SOMETHING ABOUT ANTS.

 

 

AN Englishman who has studied insects and plants for many years, has just written a book about ants.

He says that he had read so many stories about them that he thought were not true that he decided to watch them for himself.

He made some nests of glass, with one side of wood, and kept them in boxes or on stands; then he went out of doors and dug up an ant's nest, and put it over one of his nests, which had water around it, and was between two plates of glass, so that the water could not go away into the air.

After a while, when the ants' own nest grew dry, they went to the moist earth, near the water, and began to dig a new home.

One family has lived in the same glass case for eight years, and two queens have lived all that time; longer than some of you.

But, you say, how did the man know that they were the same queens

He marked their backs with paint, which lasted a long time, until their friends cleaned it off little by little. Then he put on more.

Ants, bees, and wasps belong to the great family of membrane-winged insects.

If you look at a bee, you will see that its wings are somewhat like those of a fly, but that it has twice as many.

"But ants have no wings," you say. Some ants never have them.

The queens and workers, who take care of the young, are without them. The males, however, can fly.

Sir John, the- man who observed the ants, is busy and away from home much of the time; but his young daughters and their teacher help him, by looking at the ants every hour.

Ants like honey and meat; and in their wild state live on other insects, or the sweet juices which are found in plant-lice, which are sometimes called ants' cows.

Sir John has spent much time in watching ants' behavior to each other.

One day a working ant had been hurt, although she was still able to feed. After a while another ant came up to her, crossed antennae with her and began to feed. Afterwards three other ants went to get their syrup, but not one of them took any notice of their poor sick sister. The same thing happened several times.

One day, an ant had been almost drowned, and some- of the others, whose backs Sir John had painted, went by eighteen or twenty times without noticing it.

On another day, after three had gone by with-out noticing another half-drowned ant, a fourth picked her up and carried her to the nest.

One poor ant had never had any antennae, and for a long time did not leave the nest. One day,

Sir John found that she had wandered out and lost her way. She soon met some ants of another kind, who attacked her and. wounded her. After a while one of her own family came by, picked her up and carried her home.

Ants know their friends after they have been separated from them for a long time. Sir John took half the ants from a nest, and after six weeks marked one and put it into its old home with a stranger. The ants in the nest flew at the stranger, but took no notice of their old friend.

He did the same thing about once a week for a month, and every time the stranger was killed or driven out.

At last, after a year and nine months, he put back three ants into the old nest, and they were not noticed at all. Sometimes these ants were attacked by young ones who had not known them, but they were never killed or driven out of the nest.

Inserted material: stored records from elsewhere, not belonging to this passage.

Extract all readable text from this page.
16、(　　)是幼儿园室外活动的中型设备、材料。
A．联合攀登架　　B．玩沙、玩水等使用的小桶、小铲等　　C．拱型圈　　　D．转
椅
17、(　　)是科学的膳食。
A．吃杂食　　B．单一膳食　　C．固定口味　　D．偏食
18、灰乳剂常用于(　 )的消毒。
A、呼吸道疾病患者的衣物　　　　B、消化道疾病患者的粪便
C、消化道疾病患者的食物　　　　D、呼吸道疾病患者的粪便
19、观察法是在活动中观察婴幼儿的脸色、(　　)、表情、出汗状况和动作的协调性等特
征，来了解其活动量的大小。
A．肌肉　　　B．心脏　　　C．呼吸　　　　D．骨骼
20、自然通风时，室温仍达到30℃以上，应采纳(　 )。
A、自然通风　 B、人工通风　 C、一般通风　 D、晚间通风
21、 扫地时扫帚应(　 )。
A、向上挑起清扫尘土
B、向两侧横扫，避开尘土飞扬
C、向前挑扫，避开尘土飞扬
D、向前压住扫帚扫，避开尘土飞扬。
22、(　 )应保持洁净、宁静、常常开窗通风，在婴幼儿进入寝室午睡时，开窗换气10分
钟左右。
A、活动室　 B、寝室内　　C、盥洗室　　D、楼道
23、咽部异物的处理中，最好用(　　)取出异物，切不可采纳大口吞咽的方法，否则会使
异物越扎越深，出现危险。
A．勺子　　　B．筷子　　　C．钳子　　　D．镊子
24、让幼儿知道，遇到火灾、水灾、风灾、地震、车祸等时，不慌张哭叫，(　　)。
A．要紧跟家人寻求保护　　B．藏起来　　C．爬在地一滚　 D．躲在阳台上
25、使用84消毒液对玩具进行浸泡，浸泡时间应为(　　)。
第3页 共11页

Sometimes he put full-grown ants into a nest from which they had been taken in the chrysalis state, and found that they were almost always kindly treated, while strangers were attacked.

Ants have many strong enemies. One of them, called the Great Ant-eater, is shown in the picture.

He lives in South America. He has a long head, but no teeth. His hair is coarse and brown, with some gray on his face. The claws on his fore feet are very long, and when he wants to walk, he doubles them under, just as you would turn your fingers down on the palm of your hand. When he goes to bed, he does not crawl into a hole, but curls up under his great, bushy tail, so that he looks like a bundle of hay thrown down on the ground.